In quite a few environments I see Cisco hardware treated as 'set it and forget it'. Many admins just don't even think about updating IOS. If you look in places like Packstorm or Bugtraq, some months you will see tons of attacks all centered at IOS. What are the real risks being taken if someone does not have an interest in keeping their routers/switches up to date especially when a new zero day gets launched?
Update: We are all smart and know what theoretical problems can be caused, but it has been my experience that these networks are left standing for quite sometime, even though an internal employee could leverage this if they so wished.
Has anyone experienced an attack on Cisco gear that would like to chime in?
Your mentioning of Packstorm and Bugtraq already answers your question. As with any update, you could be exposed to:
I would answer with another question; why not? It would be a very sloppy thing to do.
We have a policy of;
Major bug fixes with real danger of attack - we test the code for 48 hours in our Reference rig then push out to Production ASAP. Minor bug fixes with limited risk - they go into bi-weekly roll-up testing and get pushed out monthly at a scheduled time. Anything else gets rolled up and pushed out quarterly, if not longer.
Basically it's all about risk management; if your site isn't the sort of site that gets a lot of attacks and your business could live with a DDOS or hack every so often then it might actually make sense to stick at a known stable release. If you're an easy target (and we are) then you need to put a lot more time and attention into it and treat it with the respect and patience it deserves.
Hope this helps.
It depends on how big your deployment is, and how willing you are to run untested code. For example, many large companies will have their own in-house network architecture teams who will need to confirm that all required features/configurations function as advertised before rolling out a new code version/
On the other hand, if your entire network consists of ten devices and you are the sole network administrator, the window between a new version being released and you deploying it may only be limited by how quickly you can download the image.
Some rules of thumb that have served me well in the past:
Try and run the same version of code on all instances of a specific model of hardware.
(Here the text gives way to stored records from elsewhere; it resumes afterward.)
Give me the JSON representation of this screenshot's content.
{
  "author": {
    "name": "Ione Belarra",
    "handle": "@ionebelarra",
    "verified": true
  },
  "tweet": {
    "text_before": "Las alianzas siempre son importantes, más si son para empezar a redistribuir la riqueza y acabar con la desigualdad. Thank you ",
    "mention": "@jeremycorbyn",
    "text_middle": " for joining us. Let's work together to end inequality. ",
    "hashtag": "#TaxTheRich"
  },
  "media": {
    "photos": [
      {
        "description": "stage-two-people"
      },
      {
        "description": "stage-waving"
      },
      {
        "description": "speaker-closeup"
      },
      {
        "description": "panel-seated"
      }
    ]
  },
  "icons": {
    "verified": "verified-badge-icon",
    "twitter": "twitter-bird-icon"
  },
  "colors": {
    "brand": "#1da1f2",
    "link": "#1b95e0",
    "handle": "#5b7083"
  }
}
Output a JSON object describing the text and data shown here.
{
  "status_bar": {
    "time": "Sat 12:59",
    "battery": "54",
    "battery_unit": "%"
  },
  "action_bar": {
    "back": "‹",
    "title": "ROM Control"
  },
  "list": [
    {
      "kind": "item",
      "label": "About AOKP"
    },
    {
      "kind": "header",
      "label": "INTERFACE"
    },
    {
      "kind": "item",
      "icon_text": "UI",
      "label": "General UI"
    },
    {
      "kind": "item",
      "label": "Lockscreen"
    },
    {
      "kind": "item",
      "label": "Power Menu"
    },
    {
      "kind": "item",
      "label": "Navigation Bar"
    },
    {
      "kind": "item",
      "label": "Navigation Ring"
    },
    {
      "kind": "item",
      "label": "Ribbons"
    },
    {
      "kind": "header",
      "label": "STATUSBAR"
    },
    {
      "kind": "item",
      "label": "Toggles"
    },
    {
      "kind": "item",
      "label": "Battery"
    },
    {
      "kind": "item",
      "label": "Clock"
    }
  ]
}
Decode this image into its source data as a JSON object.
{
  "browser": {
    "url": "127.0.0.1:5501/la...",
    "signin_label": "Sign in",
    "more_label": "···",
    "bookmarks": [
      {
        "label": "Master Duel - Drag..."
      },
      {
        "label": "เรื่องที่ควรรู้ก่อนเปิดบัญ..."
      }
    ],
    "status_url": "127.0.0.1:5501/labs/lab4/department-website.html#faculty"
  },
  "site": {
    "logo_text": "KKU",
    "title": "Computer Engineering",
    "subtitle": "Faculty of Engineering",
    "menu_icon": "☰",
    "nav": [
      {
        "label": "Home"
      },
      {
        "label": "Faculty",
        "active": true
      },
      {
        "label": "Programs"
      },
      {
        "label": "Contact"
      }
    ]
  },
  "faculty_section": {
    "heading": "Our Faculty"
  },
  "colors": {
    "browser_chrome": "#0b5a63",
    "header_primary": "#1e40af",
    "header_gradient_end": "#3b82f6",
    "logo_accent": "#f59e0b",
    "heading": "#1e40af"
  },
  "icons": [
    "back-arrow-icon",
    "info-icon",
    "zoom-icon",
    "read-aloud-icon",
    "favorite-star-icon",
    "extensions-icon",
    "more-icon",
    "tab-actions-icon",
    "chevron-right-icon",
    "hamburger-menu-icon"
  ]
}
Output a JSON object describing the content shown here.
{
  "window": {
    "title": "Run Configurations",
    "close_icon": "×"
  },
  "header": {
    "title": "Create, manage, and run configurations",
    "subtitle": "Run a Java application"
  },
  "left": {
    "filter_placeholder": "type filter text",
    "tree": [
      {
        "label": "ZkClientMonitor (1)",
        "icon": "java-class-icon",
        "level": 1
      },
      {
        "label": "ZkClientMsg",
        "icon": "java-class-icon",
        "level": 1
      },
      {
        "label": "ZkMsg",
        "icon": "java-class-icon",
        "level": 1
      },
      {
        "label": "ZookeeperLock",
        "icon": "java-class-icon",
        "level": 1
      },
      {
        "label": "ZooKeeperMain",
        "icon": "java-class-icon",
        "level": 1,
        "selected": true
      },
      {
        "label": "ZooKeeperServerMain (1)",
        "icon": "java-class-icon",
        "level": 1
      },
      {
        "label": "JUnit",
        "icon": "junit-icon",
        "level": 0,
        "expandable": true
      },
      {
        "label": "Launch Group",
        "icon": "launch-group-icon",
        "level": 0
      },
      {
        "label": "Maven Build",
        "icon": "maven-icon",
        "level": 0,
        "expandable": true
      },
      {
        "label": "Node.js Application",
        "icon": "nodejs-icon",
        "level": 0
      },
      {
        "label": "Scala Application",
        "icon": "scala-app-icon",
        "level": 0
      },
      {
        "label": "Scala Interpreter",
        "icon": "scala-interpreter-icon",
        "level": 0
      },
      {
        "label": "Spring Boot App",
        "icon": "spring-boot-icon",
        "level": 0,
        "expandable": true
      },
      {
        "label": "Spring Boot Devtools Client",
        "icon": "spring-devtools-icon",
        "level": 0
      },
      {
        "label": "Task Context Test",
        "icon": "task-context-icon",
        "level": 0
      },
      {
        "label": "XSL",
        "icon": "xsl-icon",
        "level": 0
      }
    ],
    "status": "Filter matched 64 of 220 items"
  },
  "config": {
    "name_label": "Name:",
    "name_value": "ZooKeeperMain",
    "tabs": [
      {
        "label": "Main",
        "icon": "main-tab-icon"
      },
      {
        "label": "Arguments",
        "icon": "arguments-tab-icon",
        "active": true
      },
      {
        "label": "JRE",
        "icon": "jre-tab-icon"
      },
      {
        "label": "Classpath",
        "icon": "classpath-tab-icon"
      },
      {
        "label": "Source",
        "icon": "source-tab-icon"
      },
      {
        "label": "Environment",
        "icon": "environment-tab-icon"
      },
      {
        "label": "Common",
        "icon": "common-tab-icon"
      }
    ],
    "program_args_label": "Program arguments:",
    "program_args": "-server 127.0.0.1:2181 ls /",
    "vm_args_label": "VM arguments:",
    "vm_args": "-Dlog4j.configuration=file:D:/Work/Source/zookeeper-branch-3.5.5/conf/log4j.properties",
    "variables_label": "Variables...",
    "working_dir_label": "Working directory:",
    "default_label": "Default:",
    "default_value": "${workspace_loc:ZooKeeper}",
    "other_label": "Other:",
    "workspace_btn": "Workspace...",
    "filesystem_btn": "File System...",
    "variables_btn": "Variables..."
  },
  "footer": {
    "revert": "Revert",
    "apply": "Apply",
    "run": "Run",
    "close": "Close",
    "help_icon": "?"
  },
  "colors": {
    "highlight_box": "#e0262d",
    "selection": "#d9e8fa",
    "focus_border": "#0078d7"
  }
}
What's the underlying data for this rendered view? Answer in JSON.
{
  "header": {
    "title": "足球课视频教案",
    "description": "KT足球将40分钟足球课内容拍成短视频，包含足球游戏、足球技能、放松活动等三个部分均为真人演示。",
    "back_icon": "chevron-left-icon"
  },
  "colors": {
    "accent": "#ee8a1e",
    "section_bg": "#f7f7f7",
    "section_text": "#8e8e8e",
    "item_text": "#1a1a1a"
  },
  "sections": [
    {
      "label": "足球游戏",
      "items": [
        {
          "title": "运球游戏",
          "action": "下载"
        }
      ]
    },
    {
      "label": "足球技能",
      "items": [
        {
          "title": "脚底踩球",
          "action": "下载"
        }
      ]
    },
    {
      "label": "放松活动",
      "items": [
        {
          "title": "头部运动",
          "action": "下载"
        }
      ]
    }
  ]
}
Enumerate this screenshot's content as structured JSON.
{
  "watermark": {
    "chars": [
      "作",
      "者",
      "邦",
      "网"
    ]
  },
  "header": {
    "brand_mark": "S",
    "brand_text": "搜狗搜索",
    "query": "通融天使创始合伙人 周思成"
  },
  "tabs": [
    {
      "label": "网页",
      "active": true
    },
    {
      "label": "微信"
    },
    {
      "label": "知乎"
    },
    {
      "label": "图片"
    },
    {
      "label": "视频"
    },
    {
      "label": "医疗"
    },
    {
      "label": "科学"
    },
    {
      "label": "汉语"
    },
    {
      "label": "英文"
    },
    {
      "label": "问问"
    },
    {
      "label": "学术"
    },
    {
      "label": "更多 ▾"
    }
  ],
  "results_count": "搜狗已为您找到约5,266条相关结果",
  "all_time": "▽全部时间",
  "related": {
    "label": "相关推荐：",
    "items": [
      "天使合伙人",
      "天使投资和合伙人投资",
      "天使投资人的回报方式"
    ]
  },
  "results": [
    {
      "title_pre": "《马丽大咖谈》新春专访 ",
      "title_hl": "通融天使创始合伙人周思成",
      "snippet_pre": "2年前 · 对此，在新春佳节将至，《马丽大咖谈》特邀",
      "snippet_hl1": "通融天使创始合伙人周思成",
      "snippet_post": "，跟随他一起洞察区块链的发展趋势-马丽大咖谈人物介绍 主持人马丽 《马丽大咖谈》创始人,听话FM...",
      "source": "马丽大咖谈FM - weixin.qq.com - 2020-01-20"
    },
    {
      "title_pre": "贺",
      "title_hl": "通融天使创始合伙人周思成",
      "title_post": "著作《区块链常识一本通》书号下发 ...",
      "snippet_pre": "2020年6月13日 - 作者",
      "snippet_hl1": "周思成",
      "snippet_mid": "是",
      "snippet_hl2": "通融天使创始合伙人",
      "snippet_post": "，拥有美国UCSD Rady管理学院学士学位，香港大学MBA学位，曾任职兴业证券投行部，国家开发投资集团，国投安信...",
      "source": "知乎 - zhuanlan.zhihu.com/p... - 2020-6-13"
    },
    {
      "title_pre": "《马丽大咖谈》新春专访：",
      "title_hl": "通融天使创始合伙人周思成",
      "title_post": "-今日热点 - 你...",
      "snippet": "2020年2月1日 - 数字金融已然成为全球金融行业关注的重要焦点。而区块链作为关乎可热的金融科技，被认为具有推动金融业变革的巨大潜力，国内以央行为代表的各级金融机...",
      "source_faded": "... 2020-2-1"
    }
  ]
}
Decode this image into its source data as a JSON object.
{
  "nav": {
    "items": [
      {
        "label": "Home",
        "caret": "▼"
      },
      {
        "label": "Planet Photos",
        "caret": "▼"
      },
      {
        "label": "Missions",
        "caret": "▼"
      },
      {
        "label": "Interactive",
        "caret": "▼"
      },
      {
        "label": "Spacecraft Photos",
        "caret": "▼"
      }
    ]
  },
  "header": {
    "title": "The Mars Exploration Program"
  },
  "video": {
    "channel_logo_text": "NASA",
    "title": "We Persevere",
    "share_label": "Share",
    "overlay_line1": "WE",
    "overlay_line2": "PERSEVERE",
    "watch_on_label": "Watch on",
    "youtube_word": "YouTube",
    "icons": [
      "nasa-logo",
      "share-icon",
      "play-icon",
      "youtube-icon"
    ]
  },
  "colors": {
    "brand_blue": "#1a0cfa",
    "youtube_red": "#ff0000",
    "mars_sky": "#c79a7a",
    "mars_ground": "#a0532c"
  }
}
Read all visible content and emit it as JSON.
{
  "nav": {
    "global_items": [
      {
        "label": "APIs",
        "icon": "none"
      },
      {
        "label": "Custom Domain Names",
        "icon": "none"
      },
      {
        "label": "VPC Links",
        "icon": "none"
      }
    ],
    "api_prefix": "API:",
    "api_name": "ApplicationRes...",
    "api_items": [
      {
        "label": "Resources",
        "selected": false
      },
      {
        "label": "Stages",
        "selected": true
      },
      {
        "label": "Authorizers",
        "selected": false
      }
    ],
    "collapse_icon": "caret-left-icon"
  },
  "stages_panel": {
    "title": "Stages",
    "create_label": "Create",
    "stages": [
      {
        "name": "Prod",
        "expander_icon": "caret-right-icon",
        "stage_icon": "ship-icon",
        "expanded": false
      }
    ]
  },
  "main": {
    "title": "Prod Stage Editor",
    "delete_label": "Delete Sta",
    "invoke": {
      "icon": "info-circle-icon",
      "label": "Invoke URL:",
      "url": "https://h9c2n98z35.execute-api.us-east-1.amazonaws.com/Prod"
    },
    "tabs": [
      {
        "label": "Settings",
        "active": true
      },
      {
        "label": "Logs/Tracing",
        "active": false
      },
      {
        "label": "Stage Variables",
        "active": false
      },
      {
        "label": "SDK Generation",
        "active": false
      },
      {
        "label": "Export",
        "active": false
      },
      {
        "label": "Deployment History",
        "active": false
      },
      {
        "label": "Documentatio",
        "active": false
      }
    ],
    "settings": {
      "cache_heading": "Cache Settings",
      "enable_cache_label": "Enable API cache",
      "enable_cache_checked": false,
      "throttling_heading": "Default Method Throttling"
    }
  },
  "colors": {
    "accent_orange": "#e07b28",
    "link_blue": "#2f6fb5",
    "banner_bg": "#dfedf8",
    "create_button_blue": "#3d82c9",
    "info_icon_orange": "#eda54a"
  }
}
This simplifies inventory management; no need to check which devices a given security advisory applies to. It either applies to everything or nothing.
If you have a current support contract with Cisco, ask your SE to perform a bug scrub for you. Specify the features you need and the hardware platform you're running, and leave them to do the leg-work of finding the release that's right for you.
Devices that are directly internet facing, or that are routeable from the internet, should never be left running code with known vulnerabilities. Seriously, just don't do it.